What Is Time Travel?

Lately, I’ve been on a time-travel kick, enough so that I decided to make a list of time travel stories that I’ve read or watched. Of course, that brings up the question of exactly what is time travel? After all, I have to have some criteria for including or excluding a story in my list!

With that quetion in mind, I read the excellent comprehensive treatise on the fiction and the theory of time travel: Paul J. Nahin’s Time Machines: Time Travel in Physics, Metaphysics, and Science Fiction (second edition). I give it five stars for sure! I don’t think that Nahin gives a concise definition of what he considers to be time travel, although he does give some negative examples and he rejects a quote from H. Bruce Franklin that “when one says time travel, what one really means is an extraordinary dislocation of someone’s consciousness in time.”

So, here’s my attempt at a definition:

Time travel is any backwards or discontinuous occurrence of the usual situation of cause preceding effect.
That’s my definition, and I’ sticking to it. In order to be considered time travel, moving to the future must be discontinuous: I am here and now, then without occupying the intervening time, I am at some future time. Anything going backwards is time travel. So, some examples that are gnerally not time travel:
  1. Viewing the past
  2. Viewing a possible future as in A Christmas Carol, even if that future comes true as in Life-Line
  3. Sending information into the future
  4. Predicting the future, even should your predictions come true without fail
  5. Time dilation via fast travel or gravity
  6. Moving from our world to that of Conan the Barbarian
  7. Dreaming of the past or future
  8. Bringing Benjamin Franklin’s ghost to life
  9. Bizarre physiologically aging, forwards or backwards, while experiencing time in a normal fashion
  10. Experiencing time passage at a faster rate or slower rate than normal
  11. Stopping time
  12. If at any point there is a whole bodice, and at some subsequent (or previous) point there is a bodice that is less than whole, then the story is not time travel.
On the first four items, I'll make exceptions on a whim.

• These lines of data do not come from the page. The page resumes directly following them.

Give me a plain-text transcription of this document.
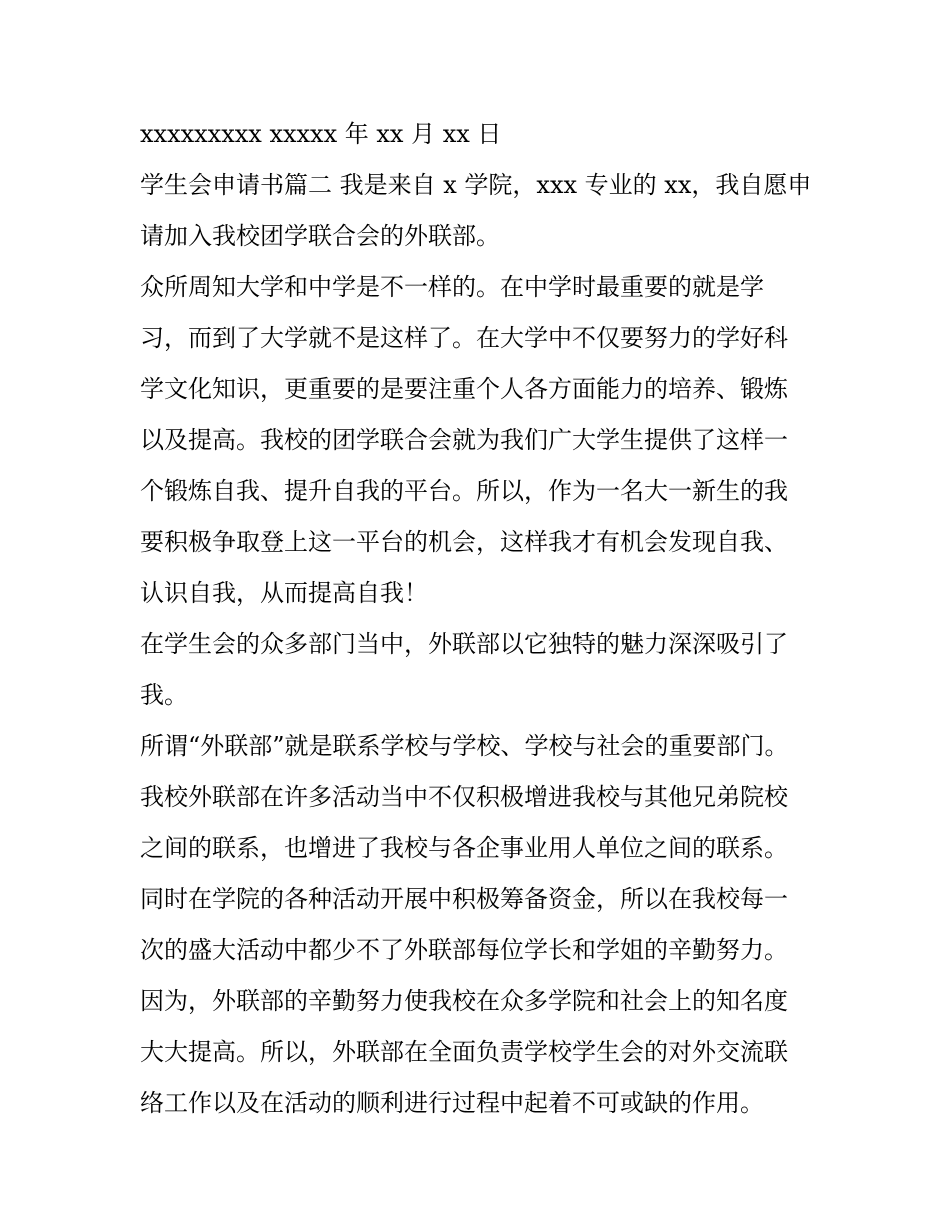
xxxxxxxxx xxxxx 年 xx 月 xx 日
学生会申请书篇二 我是来自 x 学院，xxx 专业的 xx，我自愿申
请加入我校团学联合会的外联部。
众所周知大学和中学是不一样的。在中学时最重要的就是学
习，而到了大学就不是这样了。在大学中不仅要努力的学好科
学文化知识，更重要的是要注重个人各方面能力的培养、锻炼
以及提高。我校的团学联合会就为我们广大学生提供了这样一
个锻炼自我、提升自我的平台。所以，作为一名大一新生的我
要积极争取登上这一平台的机会，这样我才有机会发现自我、
认识自我，从而提高自我！
在学生会的众多部门当中，外联部以它独特的魅力深深吸引了
我。
所谓“外联部”就是联系学校与学校、学校与社会的重要部门。
我校外联部在许多活动当中不仅积极增进我校与其他兄弟院校
之间的联系，也增进了我校与各企事业用人单位之间的联系。
同时在学院的各种活动开展中积极筹备资金，所以在我校每一
次的盛大活动中都少不了外联部每位学长和学姐的辛勤努力。
因为，外联部的辛勤努力使我校在众多学院和社会上的知名度
大大提高。所以，外联部在全面负责学校学生会的对外交流联
络工作以及在活动的顺利进行过程中起着不可或缺的作用。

For the most part, if the characters of the story believe that the events in the story actually happened in their own world, then I shall trust the story is not a dream or travel to a separate world&mdashso, yay for Connecticut Yankee in King Arthur’s Court! Oh, and any comic books after 1969 that purport to have time travel are wrong. This is because after that date, everything in comic books was time travel, which is logically equivalent to nothing being time travel.